I doubt many people really clear the cupboards in time for Lent these days, but I imagine most of us will eat a pancake or two. There will certainly be numerous pancake recipes in the papers, and on the internet and TV over the next couple of days.*
But by sticking to our pancake tradition, we could well be missing a trick – Shrove Tuesday (or the reason for it) is marked around the world in different ways and by a number of tempting, deliciously glutinous foods.
Though places like Canada, New Zealand and Australia follow our flipping lead, Catholic countries mark the period Mardi Gras (which is French for ‘Fat Tuesday’) with alternative treats, though the premise is generally the same: use up rich, feasting foods.
Belgium, Portugal and Germany use up their flour, butter and sugar by frying up doughnuts. In America’s Deep South, there are doughnuts (or donuts) too, but also king cake: a ring of twisted, filled dough which has evolved from the French gallete des rois.
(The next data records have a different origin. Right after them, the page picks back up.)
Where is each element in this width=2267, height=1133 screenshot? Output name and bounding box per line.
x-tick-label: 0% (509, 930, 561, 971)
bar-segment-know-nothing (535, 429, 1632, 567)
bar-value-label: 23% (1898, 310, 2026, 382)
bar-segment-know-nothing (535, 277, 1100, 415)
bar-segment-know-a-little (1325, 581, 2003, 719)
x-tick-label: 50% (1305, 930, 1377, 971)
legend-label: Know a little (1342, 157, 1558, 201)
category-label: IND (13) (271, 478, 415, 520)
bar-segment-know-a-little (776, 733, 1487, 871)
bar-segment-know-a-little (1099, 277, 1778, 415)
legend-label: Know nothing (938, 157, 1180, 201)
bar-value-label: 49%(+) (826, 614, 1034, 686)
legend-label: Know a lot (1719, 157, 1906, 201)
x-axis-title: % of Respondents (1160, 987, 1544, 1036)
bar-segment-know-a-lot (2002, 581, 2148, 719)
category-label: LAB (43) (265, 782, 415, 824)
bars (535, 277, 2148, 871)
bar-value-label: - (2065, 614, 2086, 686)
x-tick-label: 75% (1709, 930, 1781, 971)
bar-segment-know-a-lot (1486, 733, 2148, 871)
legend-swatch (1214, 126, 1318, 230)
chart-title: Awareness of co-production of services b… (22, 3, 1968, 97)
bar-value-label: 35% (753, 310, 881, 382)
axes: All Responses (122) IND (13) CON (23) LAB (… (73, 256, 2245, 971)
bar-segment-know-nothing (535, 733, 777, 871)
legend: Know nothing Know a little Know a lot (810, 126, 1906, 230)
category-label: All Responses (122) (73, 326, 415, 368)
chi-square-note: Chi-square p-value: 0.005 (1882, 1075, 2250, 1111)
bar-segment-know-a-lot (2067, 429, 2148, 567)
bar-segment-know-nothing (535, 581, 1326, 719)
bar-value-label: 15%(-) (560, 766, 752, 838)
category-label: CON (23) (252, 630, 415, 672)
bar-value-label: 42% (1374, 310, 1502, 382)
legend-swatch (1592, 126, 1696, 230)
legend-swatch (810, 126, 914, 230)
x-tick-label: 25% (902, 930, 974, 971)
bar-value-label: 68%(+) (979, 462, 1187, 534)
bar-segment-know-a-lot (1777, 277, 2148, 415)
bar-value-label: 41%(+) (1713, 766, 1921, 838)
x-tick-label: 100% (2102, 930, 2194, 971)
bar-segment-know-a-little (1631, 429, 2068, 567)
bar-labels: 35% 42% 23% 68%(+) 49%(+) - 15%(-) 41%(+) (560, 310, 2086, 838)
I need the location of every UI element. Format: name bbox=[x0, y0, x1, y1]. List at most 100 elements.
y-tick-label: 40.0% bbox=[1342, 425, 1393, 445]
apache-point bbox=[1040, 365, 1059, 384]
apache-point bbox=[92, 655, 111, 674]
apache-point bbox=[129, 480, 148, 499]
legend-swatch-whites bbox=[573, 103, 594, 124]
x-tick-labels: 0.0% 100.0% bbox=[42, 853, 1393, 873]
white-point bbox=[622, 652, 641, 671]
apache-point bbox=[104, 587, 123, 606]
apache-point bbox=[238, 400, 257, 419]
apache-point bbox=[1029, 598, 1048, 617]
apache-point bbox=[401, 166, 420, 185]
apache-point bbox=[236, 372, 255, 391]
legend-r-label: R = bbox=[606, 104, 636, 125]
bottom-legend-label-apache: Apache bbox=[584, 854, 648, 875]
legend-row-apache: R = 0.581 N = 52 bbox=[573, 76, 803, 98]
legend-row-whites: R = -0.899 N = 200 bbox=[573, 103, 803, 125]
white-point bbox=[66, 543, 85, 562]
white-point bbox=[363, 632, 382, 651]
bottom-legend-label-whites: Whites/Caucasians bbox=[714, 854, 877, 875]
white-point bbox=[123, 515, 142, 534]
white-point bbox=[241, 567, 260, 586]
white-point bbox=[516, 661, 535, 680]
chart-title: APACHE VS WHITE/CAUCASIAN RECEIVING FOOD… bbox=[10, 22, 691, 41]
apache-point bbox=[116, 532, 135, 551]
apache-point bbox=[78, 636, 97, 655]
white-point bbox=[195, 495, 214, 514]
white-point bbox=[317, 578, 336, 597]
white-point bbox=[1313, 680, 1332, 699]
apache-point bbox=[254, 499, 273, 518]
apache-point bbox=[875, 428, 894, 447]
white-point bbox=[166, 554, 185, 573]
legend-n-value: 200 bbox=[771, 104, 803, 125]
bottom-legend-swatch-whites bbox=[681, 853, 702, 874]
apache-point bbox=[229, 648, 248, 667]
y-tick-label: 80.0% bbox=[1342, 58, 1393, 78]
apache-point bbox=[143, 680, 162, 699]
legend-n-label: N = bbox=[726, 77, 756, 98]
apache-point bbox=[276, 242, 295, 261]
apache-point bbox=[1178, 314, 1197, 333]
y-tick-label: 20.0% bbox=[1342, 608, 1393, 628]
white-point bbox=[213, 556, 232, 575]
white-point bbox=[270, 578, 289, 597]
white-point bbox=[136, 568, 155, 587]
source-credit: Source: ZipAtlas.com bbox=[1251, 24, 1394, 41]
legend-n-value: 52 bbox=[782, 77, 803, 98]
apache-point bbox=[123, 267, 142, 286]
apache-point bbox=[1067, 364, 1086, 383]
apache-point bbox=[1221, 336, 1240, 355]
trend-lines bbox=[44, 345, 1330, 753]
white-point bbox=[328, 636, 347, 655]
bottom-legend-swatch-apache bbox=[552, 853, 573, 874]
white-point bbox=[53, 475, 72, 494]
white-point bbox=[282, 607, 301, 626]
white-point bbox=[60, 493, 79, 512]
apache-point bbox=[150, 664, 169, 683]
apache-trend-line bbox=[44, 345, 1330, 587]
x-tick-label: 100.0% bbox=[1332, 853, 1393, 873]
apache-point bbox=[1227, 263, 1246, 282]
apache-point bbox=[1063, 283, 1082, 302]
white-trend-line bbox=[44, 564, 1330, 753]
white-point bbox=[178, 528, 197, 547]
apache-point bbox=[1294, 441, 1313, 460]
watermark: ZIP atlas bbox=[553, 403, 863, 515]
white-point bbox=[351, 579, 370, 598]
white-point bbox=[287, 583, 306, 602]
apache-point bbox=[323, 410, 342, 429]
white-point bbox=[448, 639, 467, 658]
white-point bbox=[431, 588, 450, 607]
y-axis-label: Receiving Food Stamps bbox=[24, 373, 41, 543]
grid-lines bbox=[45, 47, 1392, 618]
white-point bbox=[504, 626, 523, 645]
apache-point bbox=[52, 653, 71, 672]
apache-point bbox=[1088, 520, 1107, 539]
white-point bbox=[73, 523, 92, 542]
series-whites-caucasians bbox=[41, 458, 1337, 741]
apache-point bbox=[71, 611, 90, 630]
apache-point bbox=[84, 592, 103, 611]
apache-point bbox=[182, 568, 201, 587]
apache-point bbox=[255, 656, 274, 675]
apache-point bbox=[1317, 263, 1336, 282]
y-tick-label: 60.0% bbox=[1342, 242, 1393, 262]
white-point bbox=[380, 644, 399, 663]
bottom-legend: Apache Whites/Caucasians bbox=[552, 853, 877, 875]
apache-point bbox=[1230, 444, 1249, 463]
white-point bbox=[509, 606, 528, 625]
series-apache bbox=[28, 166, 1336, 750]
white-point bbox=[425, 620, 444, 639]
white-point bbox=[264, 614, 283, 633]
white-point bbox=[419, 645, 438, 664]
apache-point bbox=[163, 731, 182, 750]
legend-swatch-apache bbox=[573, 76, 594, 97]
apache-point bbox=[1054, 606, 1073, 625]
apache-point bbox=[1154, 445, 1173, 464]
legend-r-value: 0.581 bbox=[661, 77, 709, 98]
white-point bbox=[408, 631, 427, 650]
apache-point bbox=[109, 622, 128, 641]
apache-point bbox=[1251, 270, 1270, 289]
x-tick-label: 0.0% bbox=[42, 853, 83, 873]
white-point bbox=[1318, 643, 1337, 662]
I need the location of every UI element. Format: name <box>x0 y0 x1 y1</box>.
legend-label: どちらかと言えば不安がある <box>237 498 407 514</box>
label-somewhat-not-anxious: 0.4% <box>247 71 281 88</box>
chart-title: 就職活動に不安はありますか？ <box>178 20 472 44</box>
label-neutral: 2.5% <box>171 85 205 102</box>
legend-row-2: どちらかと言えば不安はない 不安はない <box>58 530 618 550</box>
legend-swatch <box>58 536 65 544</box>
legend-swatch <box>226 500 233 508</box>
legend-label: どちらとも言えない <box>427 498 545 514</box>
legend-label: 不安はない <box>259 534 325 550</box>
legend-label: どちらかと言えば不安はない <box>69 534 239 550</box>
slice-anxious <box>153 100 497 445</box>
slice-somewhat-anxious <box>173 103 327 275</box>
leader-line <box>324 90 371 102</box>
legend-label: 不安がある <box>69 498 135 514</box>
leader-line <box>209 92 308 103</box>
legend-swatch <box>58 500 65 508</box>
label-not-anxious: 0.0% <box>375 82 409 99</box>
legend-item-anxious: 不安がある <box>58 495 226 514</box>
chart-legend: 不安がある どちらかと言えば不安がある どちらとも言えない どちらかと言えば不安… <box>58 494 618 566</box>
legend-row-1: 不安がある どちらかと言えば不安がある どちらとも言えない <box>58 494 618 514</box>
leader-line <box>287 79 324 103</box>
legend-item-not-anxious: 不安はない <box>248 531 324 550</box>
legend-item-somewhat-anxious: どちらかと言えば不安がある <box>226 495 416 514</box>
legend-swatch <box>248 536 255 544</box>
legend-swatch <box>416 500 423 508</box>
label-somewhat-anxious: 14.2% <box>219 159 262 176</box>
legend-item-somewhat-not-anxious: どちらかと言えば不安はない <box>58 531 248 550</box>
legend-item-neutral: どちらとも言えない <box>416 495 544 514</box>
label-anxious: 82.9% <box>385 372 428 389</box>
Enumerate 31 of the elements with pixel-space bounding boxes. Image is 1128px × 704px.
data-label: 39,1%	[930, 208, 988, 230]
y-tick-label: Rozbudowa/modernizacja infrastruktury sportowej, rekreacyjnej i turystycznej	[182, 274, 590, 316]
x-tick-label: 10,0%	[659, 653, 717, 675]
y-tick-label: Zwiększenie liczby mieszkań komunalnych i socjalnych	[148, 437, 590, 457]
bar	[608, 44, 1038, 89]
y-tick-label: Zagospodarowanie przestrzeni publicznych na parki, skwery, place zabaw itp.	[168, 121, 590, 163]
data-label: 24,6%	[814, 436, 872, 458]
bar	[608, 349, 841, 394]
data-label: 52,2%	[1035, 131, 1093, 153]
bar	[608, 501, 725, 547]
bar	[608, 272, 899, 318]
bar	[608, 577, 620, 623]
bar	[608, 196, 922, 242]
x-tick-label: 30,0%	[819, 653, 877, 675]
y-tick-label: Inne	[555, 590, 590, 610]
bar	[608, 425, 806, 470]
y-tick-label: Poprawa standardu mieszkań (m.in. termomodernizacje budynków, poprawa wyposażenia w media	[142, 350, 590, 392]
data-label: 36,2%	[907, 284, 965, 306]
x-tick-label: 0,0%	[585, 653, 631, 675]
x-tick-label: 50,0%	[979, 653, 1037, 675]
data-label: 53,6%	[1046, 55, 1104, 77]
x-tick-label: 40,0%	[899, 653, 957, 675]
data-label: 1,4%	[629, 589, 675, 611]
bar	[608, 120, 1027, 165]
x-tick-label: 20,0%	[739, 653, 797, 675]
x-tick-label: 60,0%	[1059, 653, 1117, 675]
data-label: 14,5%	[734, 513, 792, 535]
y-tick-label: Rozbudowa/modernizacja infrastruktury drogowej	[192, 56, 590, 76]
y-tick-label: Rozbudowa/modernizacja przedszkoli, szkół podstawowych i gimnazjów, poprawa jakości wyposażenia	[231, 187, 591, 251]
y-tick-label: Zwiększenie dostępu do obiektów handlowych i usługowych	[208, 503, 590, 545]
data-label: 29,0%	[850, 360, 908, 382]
But in reading up about the pre-Lent traditions of other cultures, I have been particularly interested in the foods cooked in two very different places: Brazil and Sweden.
You are probably aware that Brazil goes big for Fat Tuesday (I love the phrase!). Mardi Gras is the culmination of the ‘carnival’ period which itself is nominally significant, as it derives from carne vale (to ‘take away meat’ in Latin-rooted languages). At this time, there is a host of fried goods on the streets of Brazil – shrimp dumplings, sweet doughnut-type things and meat kebabs.
Sweet and sour stew
The food I remember most fondly from a trip there just before Lent, though, is mocqueca, a fish stew from the north-east of the country which is a slightly hot, sweet and sour stew made with coconut milk and red palm oil.
Scandinavian countries seem to be more about baking than frying and flipping. Denmark and Norway, for example, cook up fastelavnsbolle, which are sweet iced buns. Sweden makes something similar, semlor, which are spiced and sweet buns filled with almond paste and whipped cream. Maybe you know them as lenten buns?
I’ve become a little addicted to semlor in the last month or two (a semla is for life, not just for Shrove Tuesday) and decided to learn how to make them. I think you’ll like them too – the dough is enriched and slightly sweetened, but most interestingly is laced with ground cardamom. Once baked, the dough becomes a deliciously light, flavourful and fluffy bun. To be honest, it’s lovely on its own, but even better stuffed with almond paste and cream.
*For what it’s worth, I think there’s only one way to eat pancakes on Shrove Tuesday and that’s with caster sugar and fresh lemon (not Jif).